Three weighted multivariate linear regression model was developed to analyze the associations of AIP with the risk markers of T2D (FBG, HbA1c, FSI and HOMA-IR). Then, sensitivity analysis was performed to verify the stability of the results after excluding diabetic patients. To assess the relationships of AIP with IR and T2D, we used weighted multivariate logistic regression models and calculated odds ratios (ORs) and 95% CIs in three model. Subsequently, subgroup analysis were performed to test for interaction and control for confounding categorical variables, including age (≥ 40 or ≥ 40 and < 65 or ≥ 65), gender, race, education level, smoking status, alcohol consumption, V/MPA, general obesity, central obesity, and hypertension. Weighted multivariate logistic regression was used for the subgroup analysis. If the interaction P-value was not significant, then the results of the different strata are reliable, otherwise, there may be a special population.
We also examined the non-liner relationships of AIP with IR and T2D by generalized additive model (GAM) based on smooth curve fitting. When non-linearity was detected, a recursive algorithm was used to calculate the significant inflection points of the relationships of AIP with IR and T2D, and a threshold effect analysis was performed to assess the difference between the logistic regression model and the two-part logistic regression model.
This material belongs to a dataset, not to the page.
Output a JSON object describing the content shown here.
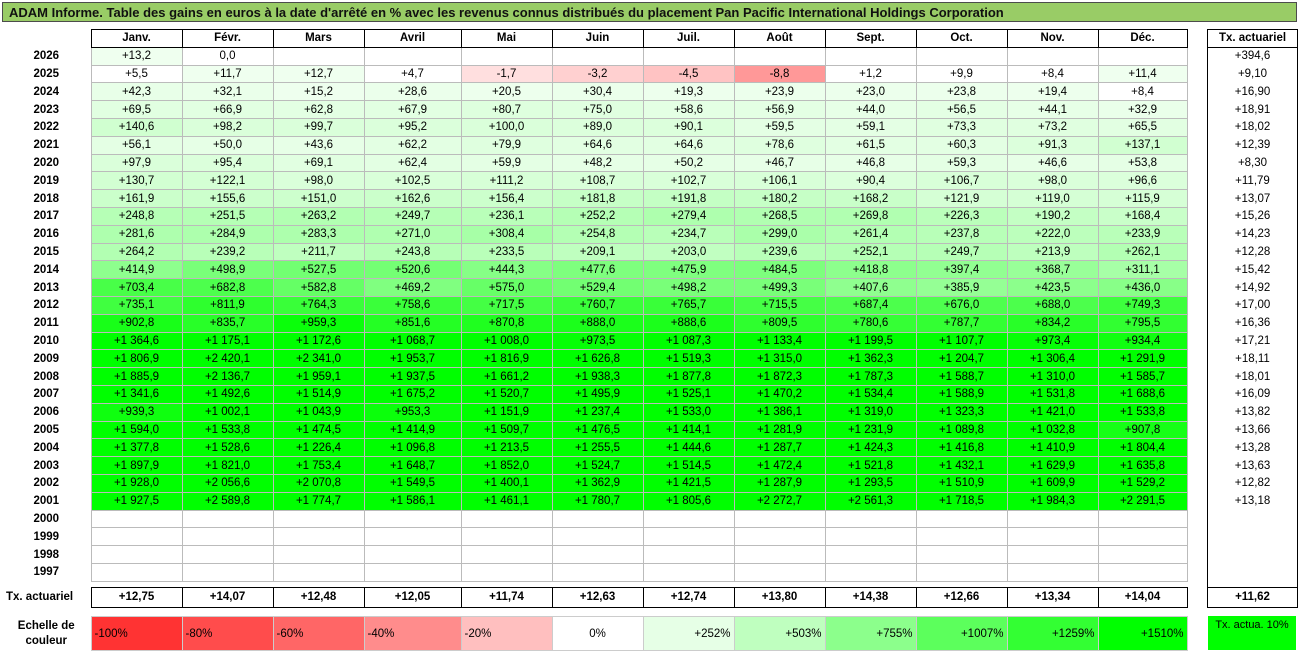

All statistical analysis was performed using EmpowerStats (version 3.4.3, www.empowerstats.com) and R (version 4.2.2, http://www.R-project.org), and two-sided P < 0.05 indicated statistically significant.
Characteristics of the participants
The baseline characteristics of the included participants according to AIP status are shown in Table 1. Compared with the participants in the lower AIP group, the participants in the AIP Q4 group were more male, more Mexican American, more current or former smoker, more people with lower education levels, more obesity or central obesity, and had higher levels of BMI, WC, SBP, DBP, FPG, HbA1c, FSI, HOMA-IR, TC, ALT, GGT, Cr, UA and Hb (all P < 0.05). Importantly, participants with high level s of AIP had higher prevalence of T2D and IR (all P < 0.05) (Fig. 2).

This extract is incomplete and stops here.